De arriba abajo, son Haestahjallafoss, Strompgljufrafoss, Gongumannafoss, Hrisvadsfoss, Hundafoss y Baejarfoss; esta última también recibe el nombre de Sjoarfoss porque es la más cercana al mar. Nadie espera que los visitantes recuerden todos esos nombres, pero conviene saber que cada una fue nombrada de forma individual y no agrupada simplemente como parte del paisaje.
El doble de ancho
Unos treinta metros de ancho donde el agua se precipita y unos sesenta donde llega al suelo. La escalera de basalto que hay debajo hace el resto.
Por qué está protegido
Dynjandi y las cascadas que se encuentran bajo ella fueron declaradas monumento natural en 1980, lo que puso el lugar y el terreno circundante bajo protección oficial.
Conviene fijarse en esa fecha. La declaración se produjo mucho antes de que el número de visitantes de Islandia empezara a crecer, cuando este valle recibía a unas pocas personas por semana en lugar de un autocar de cada vez, y fue una decisión sobre el lugar, no una reacción a la presión que sufría.

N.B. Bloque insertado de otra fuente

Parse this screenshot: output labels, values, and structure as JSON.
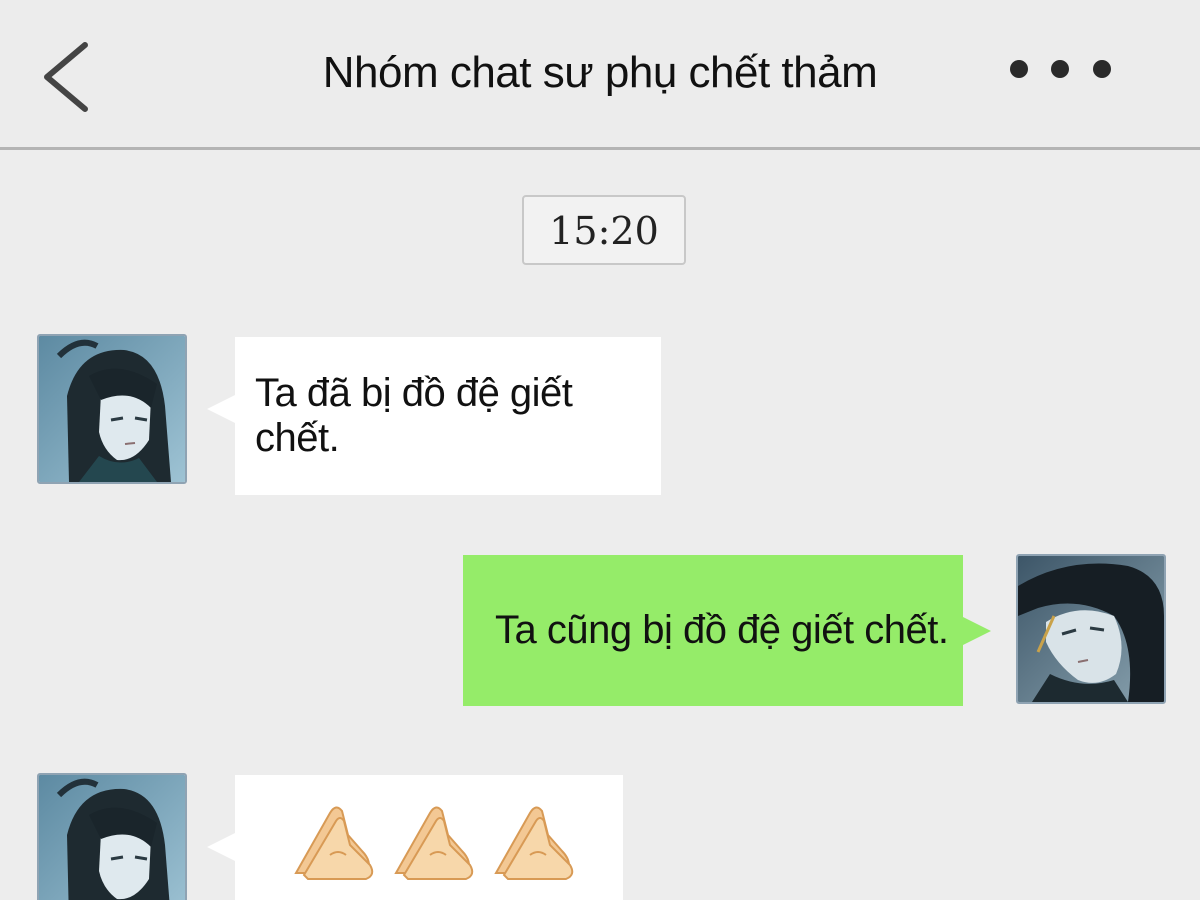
{
  "header": {
    "title": "Nhóm chat sư phụ chết thảm",
    "back_icon": "chevron-left-icon",
    "more_icon": "more-dots-icon"
  },
  "timestamp": "15:20",
  "messages": [
    {
      "side": "left",
      "type": "text",
      "text": "Ta đã bị đồ đệ giết chết.",
      "avatar": "long-haired-man-avatar"
    },
    {
      "side": "right",
      "type": "text",
      "text": "Ta cũng bị đồ đệ giết chết.",
      "avatar": "long-haired-man-avatar"
    },
    {
      "side": "left",
      "type": "emoji",
      "emoji": [
        "folded-hands-icon",
        "folded-hands-icon",
        "folded-hands-icon"
      ],
      "avatar": "long-haired-man-avatar"
    }
  ],
  "colors": {
    "background": "#ededed",
    "received_bubble": "#ffffff",
    "sent_bubble": "#95ec69",
    "header_divider": "#b4b4b4"
  }
}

La consecuencia práctica es la que puede ver: un sendero señalizado, una cuerda donde el terreno es inestable, un aparcamiento bien alejado y ninguna construcción cerca de la cascada. Todo está dispuesto para que la cascada sea lo único que aparezca en el encuadre, y no es casualidad.
También es la razón por la que el lugar se ha conservado tan bien. Una cascada de este tamaño en un país con tantos visitantes podría haber acabado fácilmente con una plataforma de observación, una tienda de recuerdos y un aparcamiento para autocares a sus pies. Esta tiene un sendero y una cuerda, y conserva prácticamente el mismo aspecto que tenía cuando se firmó la orden de protección.